En 701 av. J.-C., il réprime des révoltes en Phénicie et en Judée, suscitées par les Égyptiens. Il s'en prend d'abord à Sidon dont le roi s'enfuit à Chypre, à Ascalon dont le roi est déporté en Assyrie et bat une armée égyptienne qui s'est portée au secours d'Ekron. Il se retourne ensuite contre le roi de Juda, Ézéchias. Il assiège et détruit la ville de Lakish, la plus puissante forteresse de Juda après Jérusalem. Cette dernière est assiégée à son tour et Ézéchias, que le prophète Isaïe a exhorté à résister, n'obtient finalement le départ des Assyriens qu'au prix de concessions exorbitantes : le versement d'un tribut énorme - 30 talents d'or et 800 talents d'argent -, sans parler de la déportation de ses filles, de son harem et de ses musiciens, ainsi que la perte d'une partie de son territoire[3]. Selon la Bible, l'histoire se termine par une catastrophe pour l'armée assyrienne : l'ange de Yahweh aurait fait périr 185 000 Assyriens[4], puis Sennacherib serait rentré à Ninive où il serait mort peu après[5].
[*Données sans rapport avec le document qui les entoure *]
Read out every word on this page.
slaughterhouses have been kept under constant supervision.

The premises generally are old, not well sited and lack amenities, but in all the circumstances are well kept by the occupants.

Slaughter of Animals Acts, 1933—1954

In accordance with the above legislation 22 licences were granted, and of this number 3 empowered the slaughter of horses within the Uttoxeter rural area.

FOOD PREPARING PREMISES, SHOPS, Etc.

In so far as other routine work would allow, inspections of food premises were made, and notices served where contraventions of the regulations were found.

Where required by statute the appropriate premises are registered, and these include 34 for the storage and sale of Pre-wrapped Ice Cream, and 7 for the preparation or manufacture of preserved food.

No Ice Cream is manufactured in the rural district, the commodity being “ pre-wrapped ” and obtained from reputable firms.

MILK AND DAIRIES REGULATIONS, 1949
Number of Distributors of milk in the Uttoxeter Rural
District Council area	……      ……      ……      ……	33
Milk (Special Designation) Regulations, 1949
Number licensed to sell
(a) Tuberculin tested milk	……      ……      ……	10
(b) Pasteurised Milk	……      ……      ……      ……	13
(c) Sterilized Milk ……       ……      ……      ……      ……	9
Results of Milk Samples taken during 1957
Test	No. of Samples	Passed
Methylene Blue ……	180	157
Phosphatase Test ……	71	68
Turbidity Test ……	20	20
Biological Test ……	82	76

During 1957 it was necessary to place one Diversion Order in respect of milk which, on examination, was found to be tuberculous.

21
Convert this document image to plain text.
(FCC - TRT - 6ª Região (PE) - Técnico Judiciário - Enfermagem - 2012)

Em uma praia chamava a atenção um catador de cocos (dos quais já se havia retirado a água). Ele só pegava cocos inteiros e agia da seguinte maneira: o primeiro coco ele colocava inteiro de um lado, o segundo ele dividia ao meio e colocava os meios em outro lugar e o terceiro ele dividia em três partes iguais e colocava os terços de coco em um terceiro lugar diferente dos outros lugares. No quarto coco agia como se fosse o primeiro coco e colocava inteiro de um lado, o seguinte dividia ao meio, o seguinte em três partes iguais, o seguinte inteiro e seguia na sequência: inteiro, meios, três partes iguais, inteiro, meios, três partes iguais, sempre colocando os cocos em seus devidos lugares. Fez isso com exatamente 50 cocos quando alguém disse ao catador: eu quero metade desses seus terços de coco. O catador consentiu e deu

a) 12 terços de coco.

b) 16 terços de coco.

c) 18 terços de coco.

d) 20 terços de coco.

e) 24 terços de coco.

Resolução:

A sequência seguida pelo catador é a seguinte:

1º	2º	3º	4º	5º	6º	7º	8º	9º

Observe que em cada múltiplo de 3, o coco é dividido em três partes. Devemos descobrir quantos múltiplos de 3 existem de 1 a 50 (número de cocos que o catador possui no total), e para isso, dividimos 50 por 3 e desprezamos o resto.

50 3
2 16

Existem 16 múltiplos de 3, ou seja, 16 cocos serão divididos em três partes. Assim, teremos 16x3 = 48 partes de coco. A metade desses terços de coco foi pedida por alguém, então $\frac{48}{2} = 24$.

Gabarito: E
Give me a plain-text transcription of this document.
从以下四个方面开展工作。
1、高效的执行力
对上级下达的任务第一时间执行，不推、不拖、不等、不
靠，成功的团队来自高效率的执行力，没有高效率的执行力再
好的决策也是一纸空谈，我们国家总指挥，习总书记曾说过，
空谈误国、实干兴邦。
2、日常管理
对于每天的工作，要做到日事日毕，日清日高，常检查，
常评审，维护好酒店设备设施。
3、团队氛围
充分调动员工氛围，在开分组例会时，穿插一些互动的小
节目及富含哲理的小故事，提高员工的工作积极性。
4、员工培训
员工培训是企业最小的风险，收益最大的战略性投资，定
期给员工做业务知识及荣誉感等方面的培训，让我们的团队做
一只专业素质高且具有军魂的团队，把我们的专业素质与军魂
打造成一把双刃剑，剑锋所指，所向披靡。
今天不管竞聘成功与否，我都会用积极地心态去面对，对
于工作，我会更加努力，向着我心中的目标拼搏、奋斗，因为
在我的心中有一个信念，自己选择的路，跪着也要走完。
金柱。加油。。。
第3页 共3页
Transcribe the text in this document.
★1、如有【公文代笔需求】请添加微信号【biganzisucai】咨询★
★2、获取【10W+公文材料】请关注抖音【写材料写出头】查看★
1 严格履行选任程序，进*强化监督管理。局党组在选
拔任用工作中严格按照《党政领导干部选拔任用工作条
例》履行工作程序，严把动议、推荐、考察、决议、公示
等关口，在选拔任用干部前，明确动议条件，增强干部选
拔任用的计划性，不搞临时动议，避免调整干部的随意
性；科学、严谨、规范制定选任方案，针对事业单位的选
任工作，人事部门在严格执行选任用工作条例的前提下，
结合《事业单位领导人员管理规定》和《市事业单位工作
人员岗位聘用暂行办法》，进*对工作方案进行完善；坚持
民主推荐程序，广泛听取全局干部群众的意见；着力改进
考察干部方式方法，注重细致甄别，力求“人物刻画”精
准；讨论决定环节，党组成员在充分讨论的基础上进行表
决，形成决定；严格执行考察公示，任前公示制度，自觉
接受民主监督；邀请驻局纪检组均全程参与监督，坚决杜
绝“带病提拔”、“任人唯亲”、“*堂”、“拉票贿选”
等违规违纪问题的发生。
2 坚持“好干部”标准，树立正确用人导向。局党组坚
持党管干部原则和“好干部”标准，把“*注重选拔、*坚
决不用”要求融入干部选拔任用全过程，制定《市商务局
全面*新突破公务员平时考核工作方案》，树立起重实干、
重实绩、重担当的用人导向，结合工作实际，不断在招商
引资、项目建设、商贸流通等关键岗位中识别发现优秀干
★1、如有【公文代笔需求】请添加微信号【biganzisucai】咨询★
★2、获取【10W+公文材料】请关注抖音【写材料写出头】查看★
Les chiffres mentionnés par la Bible sont exagérés, tout comme les annales assyriennes elles-mêmes, qui mentionnent la déportation de 200 150 personnes de Juda[6]. En 1924, une majorité d'assyriologues pensaient que la Bible aurait fondu en un seul récit deux campagnes, dont la deuxième, que les Assyriens auraient passée sous silence à cause de leur défaite, aurait eu lieu en 687 ou 686 av. J.-C.[7]. Cette vision a été revue depuis. Les documents assyriens et babyloniens montrent en effet qu'il n'y a aucune connexion entre la campagne en Juda et la mort de Sennachérib vingt ans plus tard. En fait, c'est Ézéchias et non Sennacherib qui meurt peu après la campagne (vers 699, 698). De plus, autant le livre des Rois que celui d'Isaïe, ainsi que les annales assyriennes, admettent les dommages considérables que la campagne a eu sur le royaume de Juda. Seul le livre des Chroniques tente de prouver le contraire[8].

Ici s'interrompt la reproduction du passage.